Доктор Поляков, только сойдя с поезда и поправив очки, вызывает нечаянные ассоциации с заокеанскими интеллигентными юношами, спускавшимися в ад («Сонная лощина», «Мертвец»). Дальше и живописный анатомический театр человеческих тел, и русская зима с настигающими сани волками воспринимаются не столько как суровый натурализм, сколько как готическая, дурманная сказка. Вот и санями тут управляет пожарный в соответствующей должности каске. От чего он защищает голову в зимнем лесу, вдали от пожаров, — неясно, зато каска в подсвеченной снегом темноте придает ему сходство с античным мифологическим воином, который сражается в этом загробном-гиблом мире с невиданной для него морозной стихией. Окончательно фантасмагорическую сказку довершают обгоревшие в головешку, но еще живые, медленно бредущие в ночи жертвы революционного крестьянства, жгущего усадьбы, — зомби, один в один.

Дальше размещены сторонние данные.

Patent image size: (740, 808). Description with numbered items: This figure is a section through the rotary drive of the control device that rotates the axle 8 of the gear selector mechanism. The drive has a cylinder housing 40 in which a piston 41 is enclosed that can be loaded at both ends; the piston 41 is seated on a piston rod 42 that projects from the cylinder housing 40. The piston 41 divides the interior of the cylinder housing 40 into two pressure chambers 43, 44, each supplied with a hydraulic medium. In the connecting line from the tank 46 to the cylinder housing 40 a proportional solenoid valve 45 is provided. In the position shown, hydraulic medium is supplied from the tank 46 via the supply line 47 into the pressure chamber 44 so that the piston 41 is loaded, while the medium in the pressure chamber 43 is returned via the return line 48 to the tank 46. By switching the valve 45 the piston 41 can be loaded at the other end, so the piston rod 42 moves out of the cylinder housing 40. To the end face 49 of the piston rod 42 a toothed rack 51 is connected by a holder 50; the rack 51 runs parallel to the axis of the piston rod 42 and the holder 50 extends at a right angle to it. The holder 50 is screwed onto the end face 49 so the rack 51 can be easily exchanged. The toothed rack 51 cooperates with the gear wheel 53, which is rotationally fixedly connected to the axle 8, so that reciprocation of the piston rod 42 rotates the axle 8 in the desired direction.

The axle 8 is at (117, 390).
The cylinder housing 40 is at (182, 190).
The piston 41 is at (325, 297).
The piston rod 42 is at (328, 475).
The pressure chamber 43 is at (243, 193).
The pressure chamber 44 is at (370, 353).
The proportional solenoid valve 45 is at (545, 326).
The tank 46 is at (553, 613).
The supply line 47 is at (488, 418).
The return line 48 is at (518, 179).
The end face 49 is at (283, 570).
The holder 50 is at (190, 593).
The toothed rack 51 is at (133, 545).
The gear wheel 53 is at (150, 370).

Как и «Груз-200», «Морфий» — это снова вылазка куда-то в сумрак-морок, баньку с пауками, где по отталкивающе некрасивому однообразному миру бродят поломанные уроды и люди.
Убожество мира и их почти физически ощутимые мучения подчеркнуты запущенной по кругу соответствующей духу их времени попсе о красивостях (в «Грузе-200» пели про край магнолий, в «Морфии» Вертинский поет про бананово-лимонный Сингапур). По силе зрительских потрясений «Груз-200» и «Морфий» соотносятся как ликвидация Чернобыльской АЭС и уже отлаженная экскурсия в зону отчуждения.
Впрочем, называть столь безупречно сделанный фильм вульгарным словом «экскурсия» как-то неловко. А «Морфий» именно безупречен, начиная с прекрасных Бичевина и Дапкунайте и заканчивая слаженностью всей наркоманской симфонии про распад и разложение, отрывисто сыгранной воплями пациентов, повторяющимися романсами и глупым ржанием в абсурдной трагикомедии, которая случится в развязке. Развязка, кстати, будет иметь место в провинциальном синематографе.